- Court: United States Court of Appeals for the Fifth Circuit
- Full case name: Norma McCorvey, formerly known as Jane Roe v. Bill Hill
- Decided: September 14, 2004
- Citation: 385 F.3d 846 (5th Cir. 2004)

Court membership
- Judges sitting: Edith H. Jones, Jacques L. Wiener Jr., Edward C. Prado

Case opinions
- Majority: Jones
- Concurrence: Jones

= McCorvey v. Hill =

U.S. legal case

McCorvey v. Hill, 385 F.3d 846 (5th Cir. 2004), was a case in which the original litigant in Roe v. Wade, Norma McCorvey, also known as 'Jane Roe', requested the overturning of Roe. The U.S. Court of Appeals for the Fifth Circuit ruled that McCorvey could not do this; the United States Supreme Court denied certiorari on February 22, 2005, rendering the opinion of the Fifth Circuit final. The opinion for the Fifth Circuit was written by Judge Edith Jones, who also filed a concurrence to her opinion for the court.

==Facts of the case==
McCorvey – who, since Roe, had become an anti-abortion activist – sought to have Roe overturned based on her rights as an original litigant. Federal Rules of Civil Procedure permit a litigant to file for relief from judgment, under defined circumstances. VII FRCP 60b. However, the same rule requires that "[t]he motion shall be made within a reasonable time"; the U.S. District Court for the Northern District of Texas ruled that the time elapsed since Roe (in excess of thirty years) was too great for McCorvey to now file.

==Opinion of the court==
The Court of Appeals for the Fifth Circuit upheld the ruling of the district court. Judge Jones, writing for a three judge panel, noted that, of the objections brought by Norma McCorvey on appeal, none held up; the district court acted properly.

==Concurrence==
Judge Jones also filed a separate concurrence, in which she expressed further views.
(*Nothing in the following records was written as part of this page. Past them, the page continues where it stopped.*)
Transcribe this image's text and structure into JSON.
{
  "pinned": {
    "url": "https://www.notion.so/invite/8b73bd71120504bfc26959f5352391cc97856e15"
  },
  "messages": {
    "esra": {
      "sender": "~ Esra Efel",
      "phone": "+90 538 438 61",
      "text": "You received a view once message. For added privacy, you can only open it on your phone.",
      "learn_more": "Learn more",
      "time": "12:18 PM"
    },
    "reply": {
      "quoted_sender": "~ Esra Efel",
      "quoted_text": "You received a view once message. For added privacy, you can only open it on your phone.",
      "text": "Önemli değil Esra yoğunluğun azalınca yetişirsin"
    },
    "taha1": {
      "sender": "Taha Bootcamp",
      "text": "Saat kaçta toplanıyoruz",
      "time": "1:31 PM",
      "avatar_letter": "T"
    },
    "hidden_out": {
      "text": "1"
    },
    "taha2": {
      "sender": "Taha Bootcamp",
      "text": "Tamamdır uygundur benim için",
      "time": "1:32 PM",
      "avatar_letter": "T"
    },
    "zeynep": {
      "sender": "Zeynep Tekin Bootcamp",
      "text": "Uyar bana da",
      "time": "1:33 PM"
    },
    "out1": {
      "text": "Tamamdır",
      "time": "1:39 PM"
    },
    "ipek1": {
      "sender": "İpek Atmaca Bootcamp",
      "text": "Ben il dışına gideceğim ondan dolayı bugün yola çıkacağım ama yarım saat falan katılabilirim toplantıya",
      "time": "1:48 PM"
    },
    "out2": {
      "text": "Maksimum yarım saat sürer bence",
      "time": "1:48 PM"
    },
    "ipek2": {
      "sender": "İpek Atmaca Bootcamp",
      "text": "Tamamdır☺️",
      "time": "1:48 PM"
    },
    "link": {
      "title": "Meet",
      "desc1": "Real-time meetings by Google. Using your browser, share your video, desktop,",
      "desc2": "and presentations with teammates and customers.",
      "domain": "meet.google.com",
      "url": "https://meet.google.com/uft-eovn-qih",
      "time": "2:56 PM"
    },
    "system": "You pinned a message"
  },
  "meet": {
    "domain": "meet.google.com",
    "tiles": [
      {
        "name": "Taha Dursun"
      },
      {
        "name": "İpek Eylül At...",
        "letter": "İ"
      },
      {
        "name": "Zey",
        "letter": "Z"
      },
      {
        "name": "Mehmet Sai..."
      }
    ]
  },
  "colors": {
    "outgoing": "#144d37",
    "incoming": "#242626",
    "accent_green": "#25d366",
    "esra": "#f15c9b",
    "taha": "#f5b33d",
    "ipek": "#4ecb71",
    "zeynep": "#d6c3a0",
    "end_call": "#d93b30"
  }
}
She wrote, "It is ironic that the doctrine of mootness bars further litigation of this case", writing that the Supreme Court discarded the question of mootness (and, for that matter, standing) in order to decide Roe in the first place. Accord Roe, supra, at 171–2 (Rehnquist, J., dissenting); cf. id. at 124–5. Jones noted a substantial body of evidence offered by McCorvey in support of her case, but noted that the actions of the Supreme Court in Roe had created an environment where those materials could never be discussed to any effect. Roe could not be challenged in court (nor, effectively, in the legislatures) because:

[U]nless it creates another exception to the mootness doctrine, the Court will never be able to examine its factual assumptions on a record made in court. Legislatures will not pass laws that challenge the trimester ruling adopted in Roe (and retooled as the 'undue burden' test in Planned Parenthood v. Casey). No 'live' controversy will arise concerning this framework. Consequently, I cannot conceive of any judicial forum in which McCorvey's evidence could be aired...[B]ecause the Court's rulings have rendered basic abortion policy beyond the power of our legislative bodies, the arms of representative government may not meaningfully debate McCorvey's evidence.(Citations omitted)

Jones concluded:

The perverse result of the Court's having determined through constitutional adjudication this fundamental social policy, which affects over a million women and unborn babies each year, is that the facts no longer matter...That the Court's constitutional decisionmaking [sic] leaves our nation in a position of willful blindness to evolving knowledge should trouble any dispassionate observer not only about the abortion decisions, but about a number of other areas in which the Court unhesitatingly steps into the realm of social policy under the guise of constitutional adjudication.